Report calls for action plan over Scottish start-ups
- Published
Action is needed to prevent another "lost generation" of Scottish entrepreneurs, a report has concluded.
The Global Entrepreneurship Monitor (GEM) said there was a lower level of company start-up activities for people in their 30s than in the rest of the UK.
The report said universal provision of training in starting a business in colleges and universities was needed.
The monitor was compiled by Strathclyde University's Business School.
Scotland's annual GEM report said young entrepreneurs in Scotland were relying on their family for both financial assistance and advice, with 25% seeking funding from close family and 14% from other relatives.
The monitor has proposed a "comprehensive" action plan to address the rising level of disinterest in entrepreneurship.

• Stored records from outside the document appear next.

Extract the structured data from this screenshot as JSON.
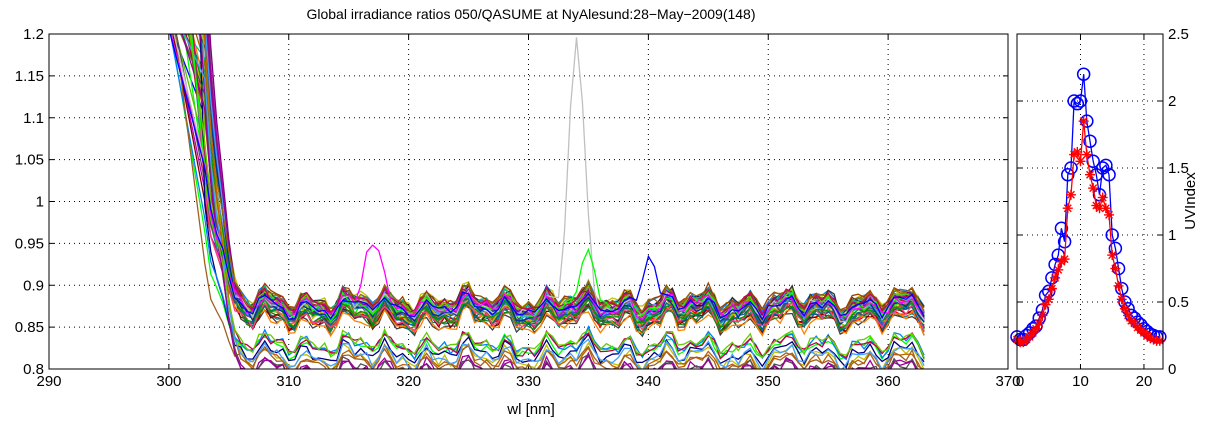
{
  "chart_data": [
    {
      "type": "line",
      "title": "Global irradiance ratios 050/QASUME at NyAlesund:28−May−2009(148)",
      "xlabel": "wl [nm]",
      "ylabel": "",
      "xlim": [
        290,
        370
      ],
      "ylim": [
        0.8,
        1.2
      ],
      "xticks": [
        "290",
        "300",
        "310",
        "320",
        "330",
        "340",
        "350",
        "360",
        "370"
      ],
      "yticks": [
        "0.8",
        "0.85",
        "0.9",
        "0.95",
        "1",
        "1.05",
        "1.1",
        "1.15",
        "1.2"
      ],
      "grid": true,
      "legend": "none",
      "series_group_upper": {
        "count": 40,
        "baseline_ratio_range": [
          0.855,
          0.885
        ],
        "wavelength_range": [
          303,
          363
        ],
        "note_values": "ratio ~0.87 from 306 to 363 nm, rising steeply below 305 nm"
      },
      "series_group_lower": {
        "count": 12,
        "baseline_ratio_range": [
          0.795,
          0.835
        ],
        "wavelength_range": [
          303,
          363
        ]
      },
      "highlighted_series": [
        {
          "color": "#c0c0c0",
          "peak_x": 334,
          "peak_y": 1.2
        },
        {
          "color": "#00ff00",
          "peak_x": 335,
          "peak_y": 0.93
        },
        {
          "color": "#ff00ff",
          "peak_x": 317,
          "peak_y": 0.96
        },
        {
          "color": "#0000ff",
          "peak_x": 340,
          "peak_y": 0.94
        }
      ]
    },
    {
      "type": "line",
      "title": "",
      "xlabel": "",
      "ylabel": "UVIndex",
      "xlim": [
        0,
        23
      ],
      "ylim": [
        0,
        2.5
      ],
      "xticks": [
        "0",
        "10",
        "20"
      ],
      "yticks": [
        "0",
        "0.5",
        "1",
        "1.5",
        "2",
        "2.5"
      ],
      "grid": true,
      "legend": "none",
      "series": [
        {
          "color": "#0000ff",
          "marker": "circle",
          "x": [
            0,
            0.5,
            1,
            1.5,
            2,
            2.5,
            3,
            3.5,
            4,
            4.5,
            5,
            5.5,
            6,
            6.5,
            7,
            7.5,
            8,
            8.5,
            9,
            9.5,
            10,
            10.5,
            11,
            11.5,
            12,
            12.5,
            13,
            13.5,
            14,
            14.5,
            15,
            15.5,
            16,
            16.5,
            17,
            17.5,
            18,
            18.5,
            19,
            19.5,
            20,
            20.5,
            21,
            21.5,
            22,
            22.5
          ],
          "y": [
            0.24,
            0.22,
            0.22,
            0.25,
            0.27,
            0.3,
            0.32,
            0.38,
            0.44,
            0.55,
            0.58,
            0.68,
            0.78,
            0.85,
            1.05,
            0.95,
            1.45,
            1.5,
            2.0,
            1.98,
            2.0,
            2.2,
            1.85,
            1.7,
            1.55,
            1.45,
            1.3,
            1.5,
            1.52,
            1.45,
            1.0,
            0.9,
            0.75,
            0.6,
            0.5,
            0.45,
            0.4,
            0.38,
            0.35,
            0.33,
            0.3,
            0.28,
            0.26,
            0.25,
            0.24,
            0.24
          ]
        },
        {
          "color": "#ff0000",
          "marker": "asterisk",
          "x": [
            0,
            0.5,
            1,
            1.5,
            2,
            2.5,
            3,
            3.5,
            4,
            4.5,
            5,
            5.5,
            6,
            6.5,
            7,
            7.5,
            8,
            8.5,
            9,
            9.5,
            10,
            10.5,
            11,
            11.5,
            12,
            12.5,
            13,
            13.5,
            14,
            14.5,
            15,
            15.5,
            16,
            16.5,
            17,
            17.5,
            18,
            18.5,
            19,
            19.5,
            20,
            20.5,
            21,
            21.5,
            22,
            22.5
          ],
          "y": [
            0.22,
            0.2,
            0.2,
            0.22,
            0.24,
            0.27,
            0.3,
            0.34,
            0.4,
            0.48,
            0.52,
            0.6,
            0.68,
            0.74,
            0.8,
            0.82,
            1.2,
            1.3,
            1.6,
            1.62,
            1.55,
            1.85,
            1.6,
            1.45,
            1.35,
            1.22,
            1.2,
            1.28,
            1.2,
            1.15,
            0.85,
            0.75,
            0.62,
            0.52,
            0.45,
            0.4,
            0.36,
            0.34,
            0.31,
            0.29,
            0.27,
            0.25,
            0.23,
            0.22,
            0.21,
            0.21
          ]
        }
      ]
    }
  ]
}
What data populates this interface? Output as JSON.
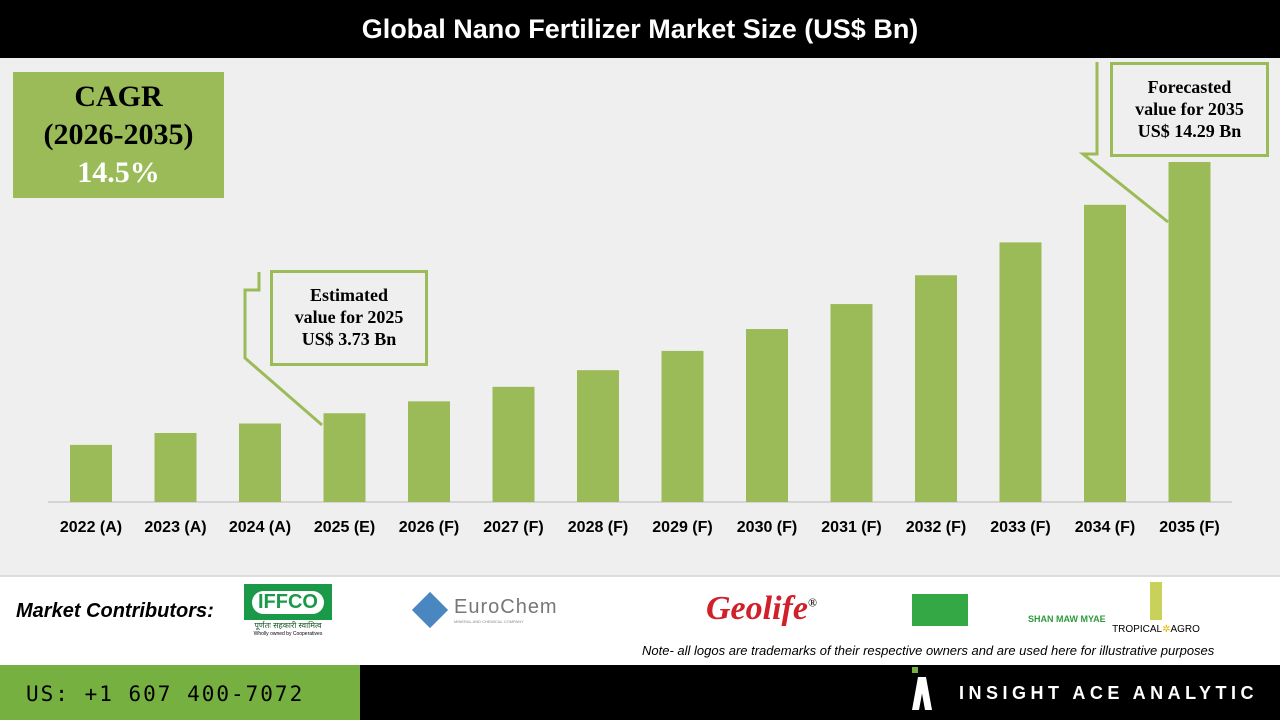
{
  "title": "Global Nano Fertilizer Market Size (US$ Bn)",
  "cagr": {
    "label": "CAGR",
    "period": "(2026-2035)",
    "value": "14.5%"
  },
  "callouts": {
    "estimated": [
      "Estimated",
      "value for 2025",
      "US$ 3.73 Bn"
    ],
    "forecast": [
      "Forecasted",
      "value for 2035",
      "US$ 14.29 Bn"
    ]
  },
  "chart_data": {
    "type": "bar",
    "title": "Global Nano Fertilizer Market Size (US$ Bn)",
    "categories": [
      "2022 (A)",
      "2023 (A)",
      "2024 (A)",
      "2025 (E)",
      "2026 (F)",
      "2027 (F)",
      "2028 (F)",
      "2029 (F)",
      "2030 (F)",
      "2031 (F)",
      "2032 (F)",
      "2033 (F)",
      "2034 (F)",
      "2035 (F)"
    ],
    "values": [
      2.4,
      2.9,
      3.3,
      3.73,
      4.23,
      4.84,
      5.54,
      6.35,
      7.27,
      8.32,
      9.53,
      10.91,
      12.49,
      14.29
    ],
    "ylim": [
      0,
      15
    ],
    "grid": false,
    "bar_color": "#9bbb59"
  },
  "footer": {
    "contributors_label": "Market Contributors:",
    "logos": [
      "IFFCO",
      "पूर्णतः सहकारी स्वामित्व",
      "Wholly owned by Cooperatives",
      "EuroChem",
      "MINERAL AND CHEMICAL COMPANY",
      "Geolife",
      "®",
      "SHAN MAW MYAE",
      "TROPICAL",
      "AGRO"
    ],
    "note": "Note- all logos are trademarks of their respective owners and are used here for illustrative purposes",
    "phone": "US: +1 607 400-7072",
    "brand": "INSIGHT ACE ANALYTIC"
  }
}
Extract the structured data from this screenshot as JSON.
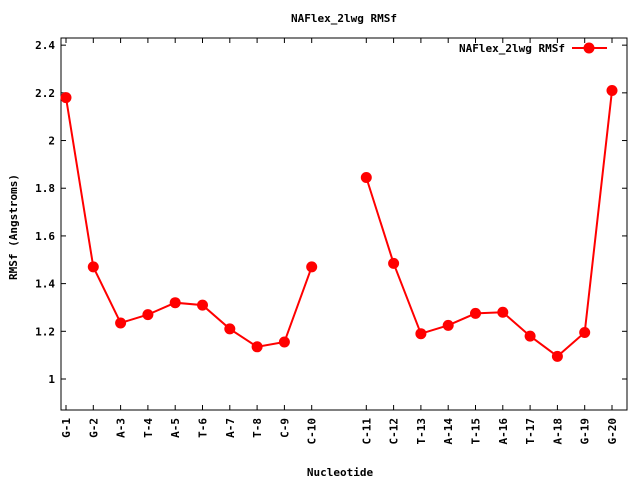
{
  "chart_data": {
    "type": "line",
    "title": "NAFlex_2lwg RMSf",
    "xlabel": "Nucleotide",
    "ylabel": "RMSf (Angstroms)",
    "categories": [
      "G-1",
      "G-2",
      "A-3",
      "T-4",
      "A-5",
      "T-6",
      "A-7",
      "T-8",
      "C-9",
      "C-10",
      "C-11",
      "C-12",
      "T-13",
      "A-14",
      "T-15",
      "A-16",
      "T-17",
      "A-18",
      "G-19",
      "G-20"
    ],
    "series": [
      {
        "name": "NAFlex_2lwg RMSf",
        "color": "#ff0000",
        "segments": [
          {
            "indices": [
              0,
              1,
              2,
              3,
              4,
              5,
              6,
              7,
              8,
              9
            ],
            "values": [
              2.18,
              1.47,
              1.235,
              1.27,
              1.32,
              1.31,
              1.21,
              1.135,
              1.155,
              1.47
            ]
          },
          {
            "indices": [
              10,
              11,
              12,
              13,
              14,
              15,
              16,
              17,
              18,
              19
            ],
            "values": [
              1.845,
              1.485,
              1.19,
              1.225,
              1.275,
              1.28,
              1.18,
              1.095,
              1.195,
              2.21
            ]
          }
        ]
      }
    ],
    "yticks": [
      "1",
      "1.2",
      "1.4",
      "1.6",
      "1.8",
      "2",
      "2.2",
      "2.4"
    ],
    "ylim": [
      0.87,
      2.43
    ],
    "grid": false,
    "legend": "top-right"
  }
}
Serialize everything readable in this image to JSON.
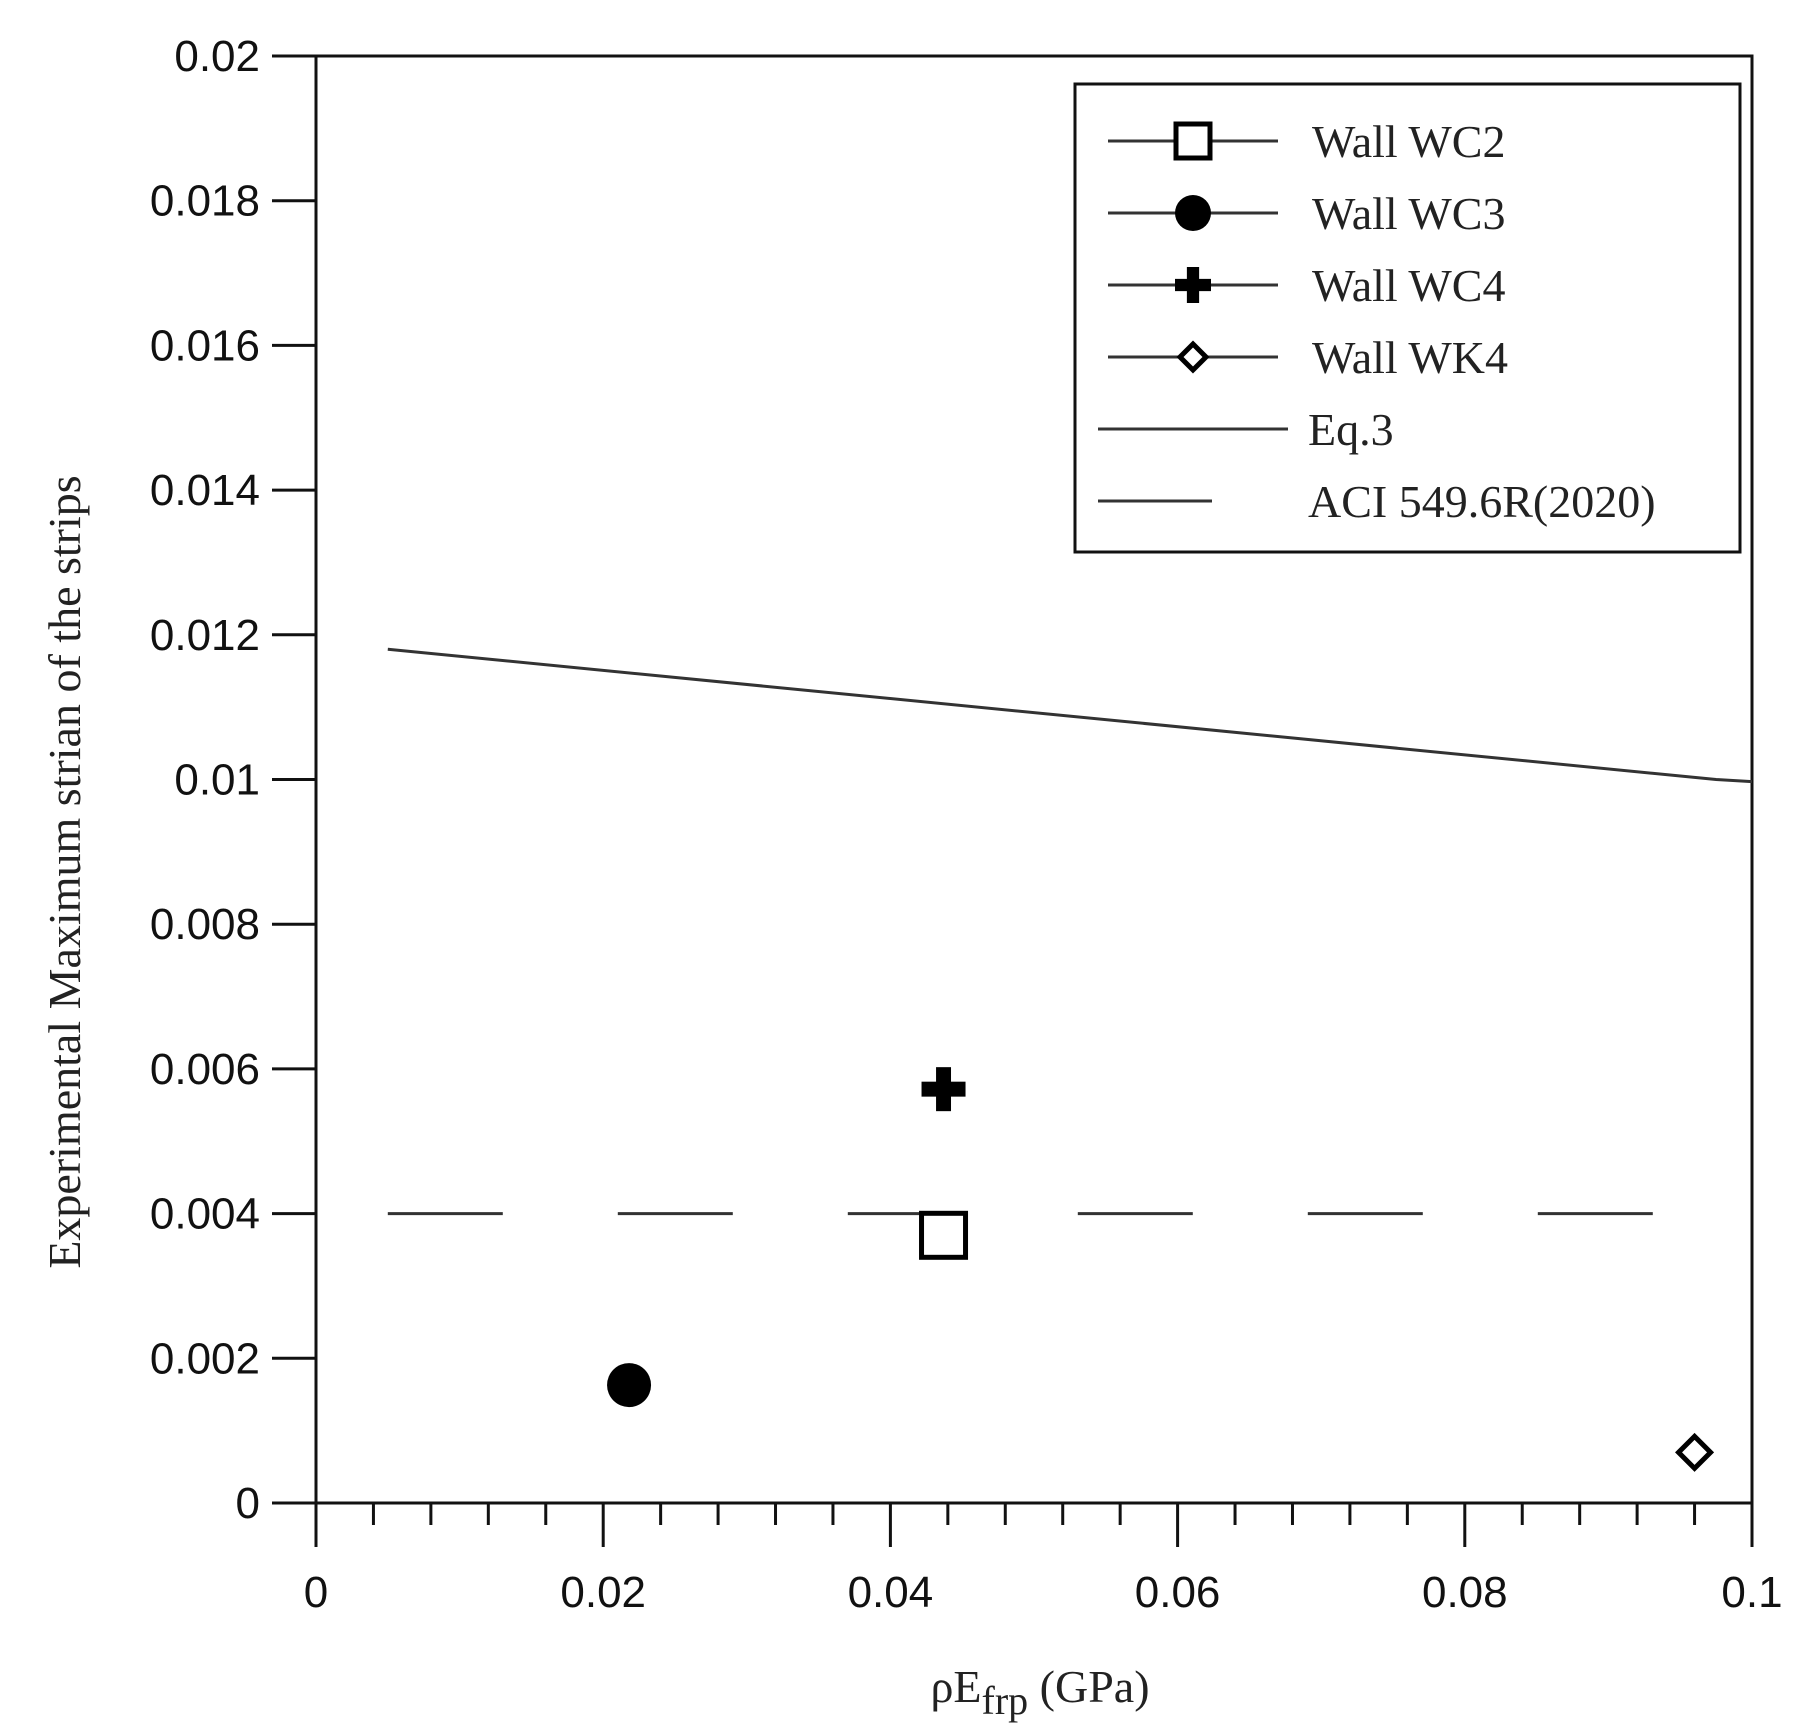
{
  "chart_data": {
    "type": "scatter",
    "xlabel": "ρE",
    "xlabel_sub": "frp",
    "xlabel_unit": " (GPa)",
    "ylabel": "Experimental Maximum strian of the strips",
    "xlim": [
      0,
      0.1
    ],
    "ylim": [
      0,
      0.02
    ],
    "x_ticks": [
      0,
      0.02,
      0.04,
      0.06,
      0.08,
      0.1
    ],
    "x_tick_labels": [
      "0",
      "0.02",
      "0.04",
      "0.06",
      "0.08",
      "0.1"
    ],
    "y_ticks": [
      0,
      0.002,
      0.004,
      0.006,
      0.008,
      0.01,
      0.012,
      0.014,
      0.016,
      0.018,
      0.02
    ],
    "y_tick_labels": [
      "0",
      "0.002",
      "0.004",
      "0.006",
      "0.008",
      "0.01",
      "0.012",
      "0.014",
      "0.016",
      "0.018",
      "0.02"
    ],
    "grid": false,
    "legend_position": "top-right",
    "series": [
      {
        "name": "Wall WC2",
        "marker": "open-square",
        "x": [
          0.0437
        ],
        "y": [
          0.0037
        ]
      },
      {
        "name": "Wall WC3",
        "marker": "filled-circle",
        "x": [
          0.0218
        ],
        "y": [
          0.00163
        ]
      },
      {
        "name": "Wall WC4",
        "marker": "plus",
        "x": [
          0.0437
        ],
        "y": [
          0.00572
        ]
      },
      {
        "name": "Wall WK4",
        "marker": "open-diamond",
        "x": [
          0.096
        ],
        "y": [
          0.0007
        ]
      }
    ],
    "lines": [
      {
        "name": "Eq.3",
        "style": "solid",
        "x": [
          0.005,
          0.0975,
          0.1
        ],
        "y": [
          0.0118,
          0.01,
          0.00997
        ]
      },
      {
        "name": "ACI 549.6R(2020)",
        "style": "dashed",
        "x": [
          0.005,
          0.1
        ],
        "y": [
          0.004,
          0.004
        ]
      }
    ],
    "colors": {
      "marker": "#000000",
      "line": "#333333",
      "axis": "#111111"
    }
  }
}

It also called on the Scottish government to look at enterprise policy "in an integrated way" and fill the gap in third-level education.
Report author Dr Jonathan Levie, of Strathclyde University's Hunter Centre for Entrepreneurship, said a gap in total early-stage entrepreneurial activity (TEA) for people in their 30s was in stark contrast to the trend for the rest of the UK.
He said: "We cannot recover this lost generation, but we can help prevent another through universal provision of training in starting a business in colleges and universities.
"If we do not, much of Scotland's investment in enterprise education in our schools could be wasted."
Sir Tom Hunter, who endowed the centre, said Scotland needed to drive more economic development, both corporately and entrepreneurially.
He continued: "If we do not drive a definitive strategy to do so - that includes a supportive tax regime, fiscal policies that drive growth and ground level support for start-ups - we will be an economy destined for reverse gear.
"Our new government should take a fresh look at enterprise policy across all the environments through which our young people travel - including further, as well as higher, education.
"Scotland has led the world in the past - it's time for it to lead again for our national future."